ClinVar Genomic variation as it relates to human health

The TNFRSF1A c.269C>T; p.Thr90Ile variant, also known as Thr61Ile, is published in the medical literature in several individuals with suspected TRAPS (Ida 2004, Ohmori 2014, Ueda 2016), but has also been published at a similar frequency in control individuals from the same ethnic group (Ida 2004, Ueda 2016). The variant is not listed in the ClinVar database, but is listed in the dbSNP variant database (rs34751757). The variant is described in the Genome Aggregation Database in 0.1 percent (20/13848 alleles) of the East Asian population. The threonine at this position is conserved across species and computational algorithms (PolyPhen2, SIFT) predict this variant is deleterious. Additionally, another variant in the same amino acid, p.Thr90Pro, is published in an individual with suspected TRAPS and the variant appeared to segregate with disease. However, due to conflicting information, this variant cannot be classified with certainty. Pathogenic TNFRSF1A variants are associated with autosomal dominant periodic fever (MIM#142680). References: Ida H et al. A novel mutation (T61I) in the gene encoding tumour necrosis factor receptor superfamily 1A (TNFRSF1A) in a Japanese patient with tumour necrosis factor receptor-associated periodic syndrome (TRAPS) associated with systemic lupus erythematosus. Rheumatology (Oxford). 2004 Oct;43(10):1292-9. Ohmori S et al. Inflammatory response to heparinoid and heparin in a patient with tumor necrosis factor receptor-associated periodic syndrome: the second case with a T61I mutation in the TNFRSF1A gene. J Dermatol. 2014 Dec;41(12):1112-3. Ueda N et al. Clinical and Genetic Features of Patients With TNFRSF1A Variants in Japan: Findings of a Nationwide Survey. Arthritis Rheumatol. 2016 Nov;68(11):2760-2771. Radhakrishna SM et al. Novel mutation identified in severe early-onset tumor necrosis factor receptor-associated periodic syndrome: a case report. BMC Pediatr. 2017 Apr 20;17(1):108.

This variant was observed as part of a predisposition screen in an ostensibly healthy population. A literature search was performed for the gene, cDNA change, and amino acid change (where applicable). Publications were found based on this search. However, the evidence from the literature, in combination with allele frequency data from public databases where available, was not sufficient to rule this variant in or out of causing disease. Therefore, this variant is classified as a variant of unknown significance.

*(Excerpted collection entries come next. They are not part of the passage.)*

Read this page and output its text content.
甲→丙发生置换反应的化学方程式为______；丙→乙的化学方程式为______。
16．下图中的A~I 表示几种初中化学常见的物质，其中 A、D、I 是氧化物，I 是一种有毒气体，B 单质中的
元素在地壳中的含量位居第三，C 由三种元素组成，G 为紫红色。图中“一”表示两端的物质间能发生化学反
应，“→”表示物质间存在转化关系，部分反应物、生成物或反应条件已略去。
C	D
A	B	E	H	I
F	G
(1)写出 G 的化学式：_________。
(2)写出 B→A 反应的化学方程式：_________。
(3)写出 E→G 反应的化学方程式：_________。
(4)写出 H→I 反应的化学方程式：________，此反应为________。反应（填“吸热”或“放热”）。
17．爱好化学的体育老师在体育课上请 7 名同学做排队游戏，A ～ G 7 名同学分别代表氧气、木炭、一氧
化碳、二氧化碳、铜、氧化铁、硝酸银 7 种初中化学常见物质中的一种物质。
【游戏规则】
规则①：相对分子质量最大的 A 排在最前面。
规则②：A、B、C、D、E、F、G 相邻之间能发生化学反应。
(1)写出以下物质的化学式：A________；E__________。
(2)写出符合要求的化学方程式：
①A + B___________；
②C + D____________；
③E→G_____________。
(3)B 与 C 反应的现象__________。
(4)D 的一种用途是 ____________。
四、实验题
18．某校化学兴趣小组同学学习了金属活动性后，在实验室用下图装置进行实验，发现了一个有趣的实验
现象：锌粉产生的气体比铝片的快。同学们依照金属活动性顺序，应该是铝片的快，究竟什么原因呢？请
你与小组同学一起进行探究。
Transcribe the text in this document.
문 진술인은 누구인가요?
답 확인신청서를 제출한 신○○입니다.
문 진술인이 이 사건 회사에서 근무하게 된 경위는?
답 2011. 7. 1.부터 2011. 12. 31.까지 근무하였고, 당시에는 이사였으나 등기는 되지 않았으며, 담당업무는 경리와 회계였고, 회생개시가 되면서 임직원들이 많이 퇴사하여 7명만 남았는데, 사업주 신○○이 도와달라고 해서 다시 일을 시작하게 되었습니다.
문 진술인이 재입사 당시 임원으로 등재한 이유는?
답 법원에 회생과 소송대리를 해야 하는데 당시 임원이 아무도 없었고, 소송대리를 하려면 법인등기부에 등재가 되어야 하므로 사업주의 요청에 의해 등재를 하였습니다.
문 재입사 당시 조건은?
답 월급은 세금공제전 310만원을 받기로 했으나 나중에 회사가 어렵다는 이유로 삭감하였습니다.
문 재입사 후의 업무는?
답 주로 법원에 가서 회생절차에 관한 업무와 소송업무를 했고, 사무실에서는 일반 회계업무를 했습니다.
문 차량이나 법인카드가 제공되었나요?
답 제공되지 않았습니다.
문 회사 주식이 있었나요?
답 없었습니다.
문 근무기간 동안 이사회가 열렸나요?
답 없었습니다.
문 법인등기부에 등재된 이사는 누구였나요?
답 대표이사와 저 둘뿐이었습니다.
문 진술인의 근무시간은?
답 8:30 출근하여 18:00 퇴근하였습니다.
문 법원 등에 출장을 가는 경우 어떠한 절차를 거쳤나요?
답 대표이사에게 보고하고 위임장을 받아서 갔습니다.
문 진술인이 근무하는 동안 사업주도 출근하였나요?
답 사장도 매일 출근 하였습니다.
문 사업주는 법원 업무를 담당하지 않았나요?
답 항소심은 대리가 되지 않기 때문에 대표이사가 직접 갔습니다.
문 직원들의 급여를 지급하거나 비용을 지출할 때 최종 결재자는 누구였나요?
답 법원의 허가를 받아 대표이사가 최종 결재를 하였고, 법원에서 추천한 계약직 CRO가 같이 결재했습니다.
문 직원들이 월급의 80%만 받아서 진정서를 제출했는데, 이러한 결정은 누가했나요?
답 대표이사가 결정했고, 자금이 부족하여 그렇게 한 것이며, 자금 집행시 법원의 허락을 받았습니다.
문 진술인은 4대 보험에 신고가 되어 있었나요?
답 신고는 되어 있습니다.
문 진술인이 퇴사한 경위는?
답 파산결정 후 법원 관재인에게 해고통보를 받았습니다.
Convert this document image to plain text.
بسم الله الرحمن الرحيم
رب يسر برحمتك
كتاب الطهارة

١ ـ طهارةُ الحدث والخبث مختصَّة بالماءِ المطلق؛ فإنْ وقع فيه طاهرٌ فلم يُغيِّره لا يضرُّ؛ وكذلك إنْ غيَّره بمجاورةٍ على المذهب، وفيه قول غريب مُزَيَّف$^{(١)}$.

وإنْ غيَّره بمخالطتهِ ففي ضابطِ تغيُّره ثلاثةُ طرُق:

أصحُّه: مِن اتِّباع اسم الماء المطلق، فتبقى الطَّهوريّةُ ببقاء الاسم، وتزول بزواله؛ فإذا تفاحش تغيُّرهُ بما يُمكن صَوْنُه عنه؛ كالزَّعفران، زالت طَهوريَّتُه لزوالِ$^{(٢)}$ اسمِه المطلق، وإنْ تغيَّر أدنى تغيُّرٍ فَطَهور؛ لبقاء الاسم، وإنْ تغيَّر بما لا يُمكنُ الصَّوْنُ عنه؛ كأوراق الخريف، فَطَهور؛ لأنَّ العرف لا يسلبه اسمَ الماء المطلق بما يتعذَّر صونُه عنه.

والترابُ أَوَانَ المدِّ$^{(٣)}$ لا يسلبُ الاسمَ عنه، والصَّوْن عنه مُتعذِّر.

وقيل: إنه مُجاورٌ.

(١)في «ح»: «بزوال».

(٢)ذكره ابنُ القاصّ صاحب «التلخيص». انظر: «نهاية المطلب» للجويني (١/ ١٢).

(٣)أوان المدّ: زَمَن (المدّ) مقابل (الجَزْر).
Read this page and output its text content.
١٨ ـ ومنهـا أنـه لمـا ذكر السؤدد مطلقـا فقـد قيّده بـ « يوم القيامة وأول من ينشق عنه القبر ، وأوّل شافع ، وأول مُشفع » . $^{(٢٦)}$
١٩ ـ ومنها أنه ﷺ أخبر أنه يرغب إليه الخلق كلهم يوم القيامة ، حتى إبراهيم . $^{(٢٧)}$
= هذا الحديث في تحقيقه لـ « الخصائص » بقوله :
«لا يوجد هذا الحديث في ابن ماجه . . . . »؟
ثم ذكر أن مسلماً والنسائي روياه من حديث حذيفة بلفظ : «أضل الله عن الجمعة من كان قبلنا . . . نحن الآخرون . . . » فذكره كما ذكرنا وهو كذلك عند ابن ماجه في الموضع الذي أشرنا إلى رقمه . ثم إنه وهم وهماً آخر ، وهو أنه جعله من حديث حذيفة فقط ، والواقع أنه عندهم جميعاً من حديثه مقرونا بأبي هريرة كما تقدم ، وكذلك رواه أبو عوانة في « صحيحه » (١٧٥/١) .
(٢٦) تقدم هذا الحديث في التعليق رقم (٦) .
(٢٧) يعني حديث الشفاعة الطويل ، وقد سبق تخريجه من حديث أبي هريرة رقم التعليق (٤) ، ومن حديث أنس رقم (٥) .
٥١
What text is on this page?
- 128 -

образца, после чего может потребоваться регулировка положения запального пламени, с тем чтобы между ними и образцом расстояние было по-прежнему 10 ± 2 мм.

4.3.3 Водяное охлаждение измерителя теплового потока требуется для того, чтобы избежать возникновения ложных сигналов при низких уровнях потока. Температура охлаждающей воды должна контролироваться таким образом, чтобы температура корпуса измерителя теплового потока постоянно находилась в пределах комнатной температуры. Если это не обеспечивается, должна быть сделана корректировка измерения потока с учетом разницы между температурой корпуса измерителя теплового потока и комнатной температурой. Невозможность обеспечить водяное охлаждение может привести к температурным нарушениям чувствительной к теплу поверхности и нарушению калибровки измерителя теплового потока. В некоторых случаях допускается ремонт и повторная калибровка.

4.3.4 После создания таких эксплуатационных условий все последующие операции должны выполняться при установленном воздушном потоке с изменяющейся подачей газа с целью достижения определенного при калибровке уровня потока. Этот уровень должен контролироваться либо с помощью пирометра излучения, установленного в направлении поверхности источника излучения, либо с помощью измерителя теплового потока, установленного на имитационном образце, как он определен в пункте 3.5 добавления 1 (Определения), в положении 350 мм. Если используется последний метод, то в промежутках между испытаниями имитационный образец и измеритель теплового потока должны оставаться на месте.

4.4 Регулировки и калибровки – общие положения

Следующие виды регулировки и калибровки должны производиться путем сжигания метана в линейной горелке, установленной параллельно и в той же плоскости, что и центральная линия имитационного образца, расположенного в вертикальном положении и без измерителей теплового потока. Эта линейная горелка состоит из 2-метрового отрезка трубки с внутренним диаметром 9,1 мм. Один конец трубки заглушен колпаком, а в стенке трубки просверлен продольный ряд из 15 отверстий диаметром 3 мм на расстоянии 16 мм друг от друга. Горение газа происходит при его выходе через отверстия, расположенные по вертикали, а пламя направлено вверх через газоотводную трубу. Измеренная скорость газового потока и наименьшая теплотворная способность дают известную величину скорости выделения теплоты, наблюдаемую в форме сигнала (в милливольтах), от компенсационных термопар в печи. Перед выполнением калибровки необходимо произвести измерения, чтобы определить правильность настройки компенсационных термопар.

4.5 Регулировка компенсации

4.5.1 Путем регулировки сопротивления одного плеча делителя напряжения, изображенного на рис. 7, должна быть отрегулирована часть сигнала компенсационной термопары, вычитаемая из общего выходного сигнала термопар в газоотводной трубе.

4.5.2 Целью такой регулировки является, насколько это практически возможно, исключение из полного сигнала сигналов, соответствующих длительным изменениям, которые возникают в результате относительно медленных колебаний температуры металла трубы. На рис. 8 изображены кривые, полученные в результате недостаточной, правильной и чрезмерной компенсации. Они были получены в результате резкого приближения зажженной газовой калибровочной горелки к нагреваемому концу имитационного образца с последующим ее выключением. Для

Variant summary: TNFRSF1A c.269C>T (p.Thr90Ile) results in a non-conservative amino acid change located in the TNFR/NGFR cysteine-rich region (IPR001368) of the encoded protein sequence. Four of five in-silico tools predict a damaging effect of the variant on protein function. The variant allele was found at a frequency of 0.00019 in 1583076 control chromosomes, predominantly at a frequency of 0.0067 within the East Asian subpopulation in the gnomAD database, including 2 homozygotes. The observed variant frequency within East Asian control individuals in the gnomAD database exceeds the estimated maximal expected allele frequency for a pathogenic variant in TNFRSF1A causing TNF Receptor-Associated Periodic Fever Syndrome phenotype. c.269C>T has been reported in the literature in individuals affected with TNF Receptor-Associated Periodic Fever Syndrome as well as unaffected individuals (examples: Ida_2004 and Ueda_2016). These report(s) do not provide unequivocal conclusions about association of the variant with TNF Receptor-Associated Periodic Fever Syndrome. At least one publication reports experimental evidence evaluating an impact on protein function. These results showed no damaging effect of this variant (Ueda_2016). The following publications have been ascertained in the context of this evaluation (PMID: 27332769, 15280569). ClinVar contains an entry for this variant (Variation ID: 532185). Based on the evidence outlined above, the variant was classified as likely benign.